The characteristic rhythm is in 8/4 time, arranged as either 3/3/2 eighth-notes followed by 2/2/2/xx (the last beat being silent), or sometimes the first measure is played as 2/2/x1/1x. It is primarily performed by women.

==Turkish Figure Eight==
The Turkish Figure Eight is the movement of the hips in opposition on a horizontal plane. As one hip moves forward, away from the body, back, and then the back to center; the other hip moves back, into the center, forward, and then away from the body.

==Uzun Hava==
Uzun hava comes from the Turkish for long air. This refers to a vocal solo in Turkish music that has no rhythm or measure, and is often improvised. It is conceptually equivalent to the Arabic taqsim. It is generally associated with folk music of the southeast of Turkey. Generally, the singer improvises with long sorrowful notes in the middle of the song.

==Wahda wa noss==
Arabic rhythm with two distinct parts meaning 'one and a half' used in Egyptian baladi dance.

==Zar==
Zār or Zaar (Arabic/Persian: زار) is a religious custom. It apparently originated in central Ethiopia during the 18th century, later spreading throughout East and North Africa. Zār custom involves the possession of an individual (usually female) by a spirit.

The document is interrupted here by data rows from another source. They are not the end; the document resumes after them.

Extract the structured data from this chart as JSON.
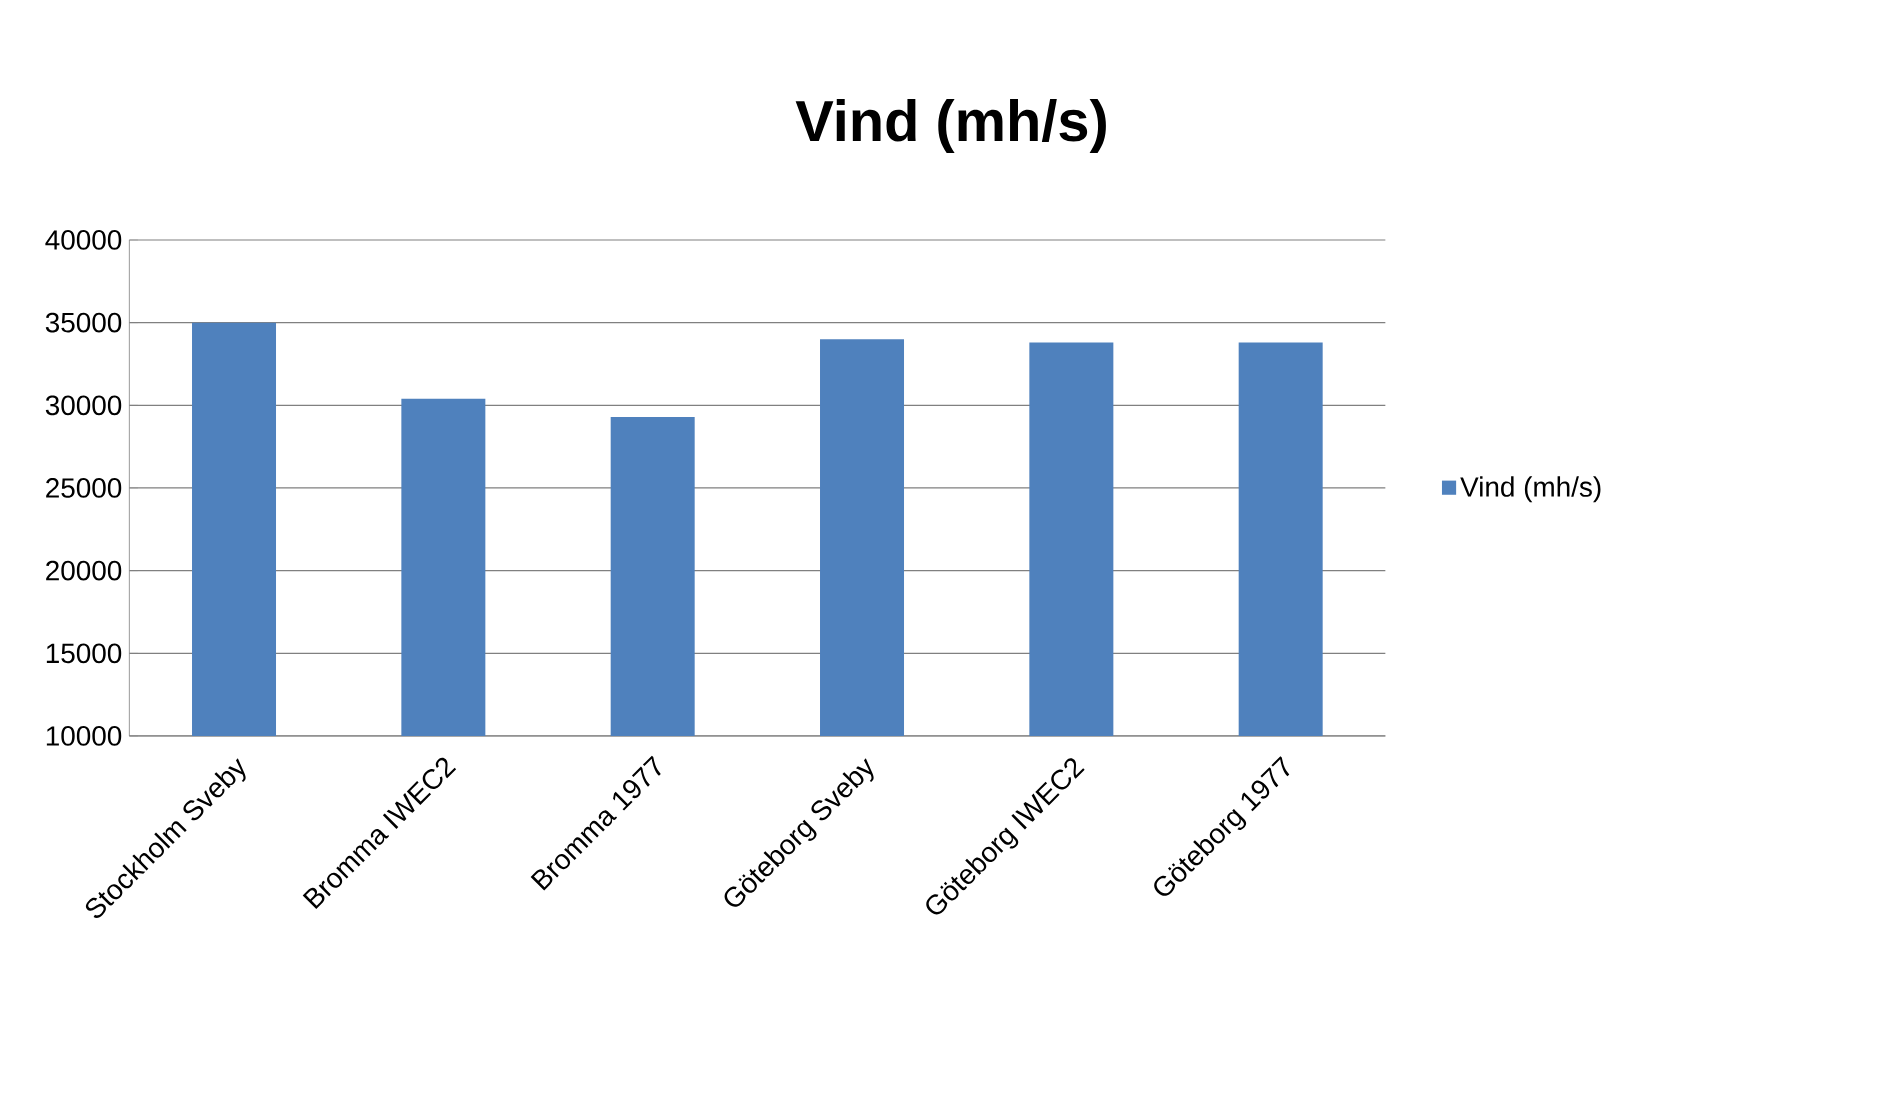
{
  "chart_data": {
    "type": "bar",
    "title": "Vind (mh/s)",
    "categories": [
      "Stockholm Sveby",
      "Bromma IWEC2",
      "Bromma 1977",
      "Göteborg Sveby",
      "Göteborg IWEC2",
      "Göteborg 1977"
    ],
    "series": [
      {
        "name": "Vind (mh/s)",
        "color": "#4f81bd",
        "values": [
          35000,
          30400,
          29300,
          34000,
          33800,
          33800
        ]
      }
    ],
    "ylim": [
      10000,
      40000
    ],
    "yticks": [
      10000,
      15000,
      20000,
      25000,
      30000,
      35000,
      40000
    ],
    "grid": "y",
    "legend": "right"
  }
}
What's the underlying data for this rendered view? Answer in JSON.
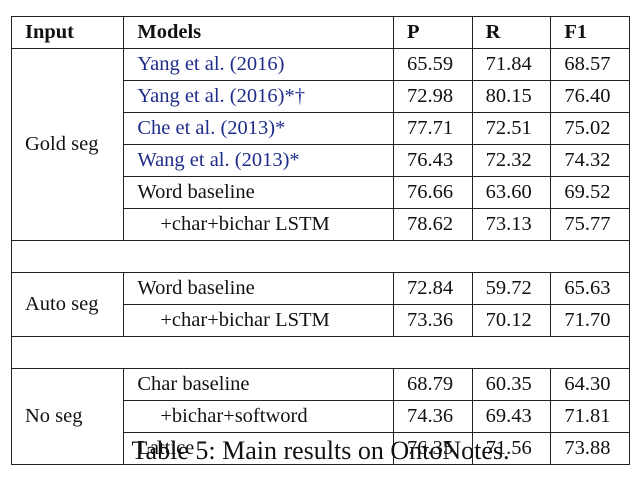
{
  "table": {
    "headers": [
      "Input",
      "Models",
      "P",
      "R",
      "F1"
    ],
    "groups": [
      {
        "input": "Gold seg",
        "rows": [
          {
            "model": "Yang et al. (2016)",
            "cite": true,
            "indent": false,
            "P": "65.59",
            "R": "71.84",
            "F1": "68.57",
            "boldP": false,
            "boldR": false,
            "boldF1": false
          },
          {
            "model": "Yang et al. (2016)*†",
            "cite": true,
            "indent": false,
            "P": "72.98",
            "R": "80.15",
            "F1": "76.40",
            "boldP": false,
            "boldR": true,
            "boldF1": true
          },
          {
            "model": "Che et al. (2013)*",
            "cite": true,
            "indent": false,
            "P": "77.71",
            "R": "72.51",
            "F1": "75.02",
            "boldP": false,
            "boldR": false,
            "boldF1": false
          },
          {
            "model": "Wang et al. (2013)*",
            "cite": true,
            "indent": false,
            "P": "76.43",
            "R": "72.32",
            "F1": "74.32",
            "boldP": false,
            "boldR": false,
            "boldF1": false
          },
          {
            "model": "Word baseline",
            "cite": false,
            "indent": false,
            "P": "76.66",
            "R": "63.60",
            "F1": "69.52",
            "boldP": false,
            "boldR": false,
            "boldF1": false,
            "sectionStart": true
          },
          {
            "model": "+char+bichar LSTM",
            "cite": false,
            "indent": true,
            "P": "78.62",
            "R": "73.13",
            "F1": "75.77",
            "boldP": true,
            "boldR": false,
            "boldF1": false
          }
        ]
      },
      {
        "input": "Auto seg",
        "rows": [
          {
            "model": "Word baseline",
            "cite": false,
            "indent": false,
            "P": "72.84",
            "R": "59.72",
            "F1": "65.63",
            "boldP": false,
            "boldR": false,
            "boldF1": false
          },
          {
            "model": "+char+bichar LSTM",
            "cite": false,
            "indent": true,
            "P": "73.36",
            "R": "70.12",
            "F1": "71.70",
            "boldP": false,
            "boldR": false,
            "boldF1": false
          }
        ]
      },
      {
        "input": "No seg",
        "rows": [
          {
            "model": "Char baseline",
            "cite": false,
            "indent": false,
            "P": "68.79",
            "R": "60.35",
            "F1": "64.30",
            "boldP": false,
            "boldR": false,
            "boldF1": false
          },
          {
            "model": "+bichar+softword",
            "cite": false,
            "indent": true,
            "P": "74.36",
            "R": "69.43",
            "F1": "71.81",
            "boldP": false,
            "boldR": false,
            "boldF1": false
          },
          {
            "model": "Lattice",
            "cite": false,
            "indent": false,
            "P": "76.35",
            "R": "71.56",
            "F1": "73.88",
            "boldP": true,
            "boldR": true,
            "boldF1": true
          }
        ]
      }
    ]
  },
  "caption": "Table 5: Main results on OntoNotes.",
  "colors": {
    "citation": "#1f2d8a",
    "text": "#111111",
    "border": "#222222"
  }
}
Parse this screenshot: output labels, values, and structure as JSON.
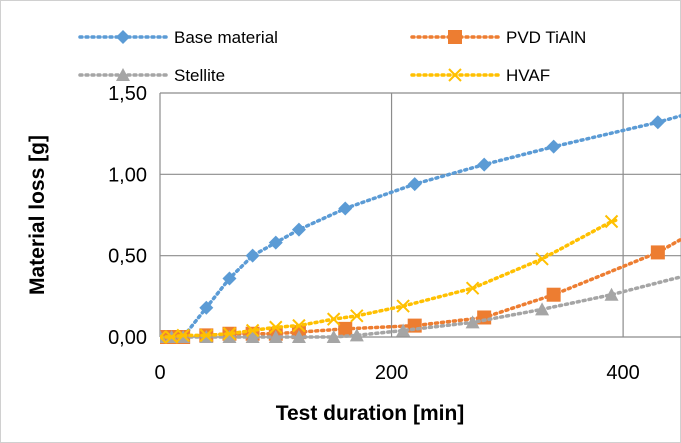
{
  "chart_data": {
    "type": "line",
    "title": "",
    "xlabel": "Test duration [min]",
    "ylabel": "Material loss [g]",
    "xlim": [
      0,
      450
    ],
    "ylim": [
      0,
      1.5
    ],
    "x_ticks": [
      "0",
      "200",
      "400"
    ],
    "x_tick_values": [
      0,
      200,
      400
    ],
    "y_ticks": [
      "0,00",
      "0,50",
      "1,00",
      "1,50"
    ],
    "y_tick_values": [
      0,
      0.5,
      1.0,
      1.5
    ],
    "grid": "major gridlines on both axes",
    "legend_position": "top",
    "series": [
      {
        "name": "Base material",
        "color": "#5b9bd5",
        "marker": "diamond",
        "x": [
          0,
          10,
          20,
          40,
          60,
          80,
          100,
          120,
          160,
          220,
          280,
          340,
          430
        ],
        "y": [
          0.0,
          0.0,
          0.0,
          0.18,
          0.36,
          0.5,
          0.58,
          0.66,
          0.79,
          0.94,
          1.06,
          1.17,
          1.32
        ]
      },
      {
        "name": "PVD TiAlN",
        "color": "#ed7d31",
        "marker": "square",
        "x": [
          0,
          10,
          20,
          40,
          60,
          80,
          100,
          120,
          160,
          220,
          280,
          340,
          430
        ],
        "y": [
          0.0,
          0.0,
          0.0,
          0.01,
          0.02,
          0.02,
          0.02,
          0.03,
          0.05,
          0.07,
          0.12,
          0.26,
          0.52
        ]
      },
      {
        "name": "Stellite",
        "color": "#a5a5a5",
        "marker": "triangle",
        "x": [
          0,
          10,
          20,
          40,
          60,
          80,
          100,
          120,
          150,
          170,
          210,
          270,
          330,
          390
        ],
        "y": [
          0.0,
          0.0,
          0.0,
          0.0,
          0.0,
          0.0,
          0.0,
          0.0,
          0.0,
          0.01,
          0.04,
          0.09,
          0.17,
          0.26
        ]
      },
      {
        "name": "HVAF",
        "color": "#ffc000",
        "marker": "x",
        "x": [
          0,
          10,
          20,
          40,
          60,
          80,
          100,
          120,
          150,
          170,
          210,
          270,
          330,
          390
        ],
        "y": [
          0.0,
          0.0,
          0.01,
          0.01,
          0.02,
          0.04,
          0.06,
          0.07,
          0.11,
          0.13,
          0.19,
          0.3,
          0.48,
          0.71
        ]
      }
    ]
  }
}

It is also observed in Egypt, Sudan, Somalia, southern Iran, India and elsewhere in the Middle East.

==Zar Head==
Zar Head refers to the belly dance move where the head is rotated in circles throwing the hair in imitation of the zar ritual.

==Zill==
Zills, also sājāt (صاجات) in Arabic or finger cymbals, (from Turkish zil, "bell" or "cymbal") are tiny metallic cymbals used in belly dancing and similar performances.